Fort de son expérience d’ethnologue en Afrique, Michel Agier dissèque les séquelles laissées par la colonisation, l’esclavage ou la domination économique européenne sur les personnes d’origine africaine. «Lorsque les sujets sortent, individuellement ou collectivement, de leurs positions assignées, lorsqu’ils et elles se rendent visibles hors de leurs places, lorsqu’ils et elles réclament un dû, l’infrapensée raciste et sa violence verbale et physique refont surface, en situation, et prennent le relais, en quelque sorte, du racisme structurel.»
«Au Brésil, si l’on frappe un Noir, tout le monde pense que c’est un voleur et tant pis pour lui.»

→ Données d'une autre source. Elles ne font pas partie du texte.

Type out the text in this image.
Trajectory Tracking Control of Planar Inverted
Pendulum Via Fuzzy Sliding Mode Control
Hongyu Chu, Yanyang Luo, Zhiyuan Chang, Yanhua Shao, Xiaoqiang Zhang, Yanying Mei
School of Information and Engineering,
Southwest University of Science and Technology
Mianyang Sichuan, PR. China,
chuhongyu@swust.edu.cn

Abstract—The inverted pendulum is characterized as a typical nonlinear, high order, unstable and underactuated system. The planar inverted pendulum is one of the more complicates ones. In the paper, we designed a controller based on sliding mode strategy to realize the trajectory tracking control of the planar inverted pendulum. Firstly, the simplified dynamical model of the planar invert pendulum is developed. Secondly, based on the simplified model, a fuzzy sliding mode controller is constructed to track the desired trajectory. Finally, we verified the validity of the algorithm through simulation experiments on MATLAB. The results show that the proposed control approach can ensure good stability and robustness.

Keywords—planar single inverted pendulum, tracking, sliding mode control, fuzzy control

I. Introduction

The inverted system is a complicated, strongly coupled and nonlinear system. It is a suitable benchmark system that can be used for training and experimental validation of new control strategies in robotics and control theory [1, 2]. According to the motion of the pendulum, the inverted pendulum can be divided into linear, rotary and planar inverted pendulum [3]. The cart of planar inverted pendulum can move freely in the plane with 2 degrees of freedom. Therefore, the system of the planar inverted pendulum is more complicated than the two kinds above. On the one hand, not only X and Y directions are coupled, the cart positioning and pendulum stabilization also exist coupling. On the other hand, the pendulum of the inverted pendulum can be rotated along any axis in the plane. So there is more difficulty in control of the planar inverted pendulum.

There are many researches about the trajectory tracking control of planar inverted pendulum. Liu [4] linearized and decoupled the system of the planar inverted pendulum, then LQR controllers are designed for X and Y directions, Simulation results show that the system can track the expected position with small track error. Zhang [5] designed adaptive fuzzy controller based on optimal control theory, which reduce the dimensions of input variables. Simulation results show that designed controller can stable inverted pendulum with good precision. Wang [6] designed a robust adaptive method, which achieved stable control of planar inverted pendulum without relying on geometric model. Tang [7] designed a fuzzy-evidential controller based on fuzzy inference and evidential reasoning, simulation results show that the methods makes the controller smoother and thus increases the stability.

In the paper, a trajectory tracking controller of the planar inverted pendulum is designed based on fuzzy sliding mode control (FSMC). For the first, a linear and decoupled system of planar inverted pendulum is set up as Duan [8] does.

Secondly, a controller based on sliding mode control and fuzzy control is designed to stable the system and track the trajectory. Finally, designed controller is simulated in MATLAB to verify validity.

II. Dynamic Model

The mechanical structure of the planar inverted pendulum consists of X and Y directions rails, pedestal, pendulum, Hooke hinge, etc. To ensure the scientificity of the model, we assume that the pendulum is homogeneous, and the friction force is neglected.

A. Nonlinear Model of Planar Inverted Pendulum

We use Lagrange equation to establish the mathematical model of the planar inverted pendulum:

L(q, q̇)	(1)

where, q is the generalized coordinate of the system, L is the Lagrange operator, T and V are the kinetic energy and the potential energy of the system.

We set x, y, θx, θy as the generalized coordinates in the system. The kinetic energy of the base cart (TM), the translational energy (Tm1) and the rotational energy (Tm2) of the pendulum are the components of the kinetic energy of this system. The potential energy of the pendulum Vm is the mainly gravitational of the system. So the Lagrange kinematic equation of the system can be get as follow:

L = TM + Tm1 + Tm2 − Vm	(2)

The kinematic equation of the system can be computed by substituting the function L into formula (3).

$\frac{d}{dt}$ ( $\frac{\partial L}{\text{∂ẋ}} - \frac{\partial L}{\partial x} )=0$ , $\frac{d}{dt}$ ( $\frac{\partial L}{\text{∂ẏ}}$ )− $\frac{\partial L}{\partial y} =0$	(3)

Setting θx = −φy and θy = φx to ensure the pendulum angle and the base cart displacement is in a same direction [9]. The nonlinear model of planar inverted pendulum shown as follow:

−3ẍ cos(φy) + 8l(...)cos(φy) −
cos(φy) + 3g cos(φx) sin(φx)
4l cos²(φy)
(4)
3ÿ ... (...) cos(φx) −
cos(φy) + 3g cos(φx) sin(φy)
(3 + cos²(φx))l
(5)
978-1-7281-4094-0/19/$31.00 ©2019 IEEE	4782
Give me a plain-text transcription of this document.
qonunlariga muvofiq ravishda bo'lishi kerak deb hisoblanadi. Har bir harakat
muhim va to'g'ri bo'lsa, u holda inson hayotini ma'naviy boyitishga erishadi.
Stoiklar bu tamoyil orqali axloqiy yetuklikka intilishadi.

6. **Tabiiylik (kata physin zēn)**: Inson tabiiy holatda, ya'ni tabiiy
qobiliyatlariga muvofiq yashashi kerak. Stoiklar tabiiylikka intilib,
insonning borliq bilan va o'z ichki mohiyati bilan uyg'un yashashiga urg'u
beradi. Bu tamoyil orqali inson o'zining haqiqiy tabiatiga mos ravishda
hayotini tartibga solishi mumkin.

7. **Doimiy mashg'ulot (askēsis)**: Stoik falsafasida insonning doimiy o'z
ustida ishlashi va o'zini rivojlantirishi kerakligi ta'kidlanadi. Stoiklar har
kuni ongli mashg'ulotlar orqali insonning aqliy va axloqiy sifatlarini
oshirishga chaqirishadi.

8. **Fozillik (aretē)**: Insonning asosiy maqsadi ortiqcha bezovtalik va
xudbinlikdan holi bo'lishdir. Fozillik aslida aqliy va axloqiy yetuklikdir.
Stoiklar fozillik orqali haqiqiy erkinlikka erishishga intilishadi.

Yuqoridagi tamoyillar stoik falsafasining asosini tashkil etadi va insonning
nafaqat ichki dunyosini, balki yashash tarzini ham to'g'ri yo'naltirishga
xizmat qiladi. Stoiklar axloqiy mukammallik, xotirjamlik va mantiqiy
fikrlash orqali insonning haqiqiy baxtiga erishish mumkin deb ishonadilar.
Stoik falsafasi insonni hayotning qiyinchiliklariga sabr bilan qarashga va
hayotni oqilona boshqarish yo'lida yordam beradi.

Le grand intérêt du récit de Michel Agier est de rappeler «l’universalité» du racisme. En Tunisie, il est entretenu par le président Kaïs Saïed lui-même, dénonçant en 2023 «les hordes de migrants illégaux» qui «menacent» l’identité arabo-musulmane du pays, au point de mettre aussi en danger la vie des Tunisiens noirs. Au Brésil, il se développe dans une certaine indifférence. Pour preuve, le cas du Congolais Moïse Mugenyi Kabagambe, employé de restaurant non déclaré lynché à mort en 2022 à Rio parce qu’il réclamait d’être payé. «Au Brésil, si l’on frappe un Noir, tout le monde pense que c’est un voleur et tant pis pour lui. En revanche, si on attaque un Blanc, les gens réagissent», témoigne son frère.
Face à ce déni d’humanité, l’auteur entretient l’espoir d’un progrès en mettant en avant le travail du groupe de carnaval Ilê Aiyê, composé d’Afro-descendants, qui montrent à Salvador de Bahia qu’ils ne veulent pas être «les Noirs du racisme de la société brésilienne». Cet exemple par la culture ouvre, selon Michel Agier, «de nouveaux chemins vers les libérations dans l’imaginaire, les subjectivations politiques, et les utopies». Délivrés du racisme.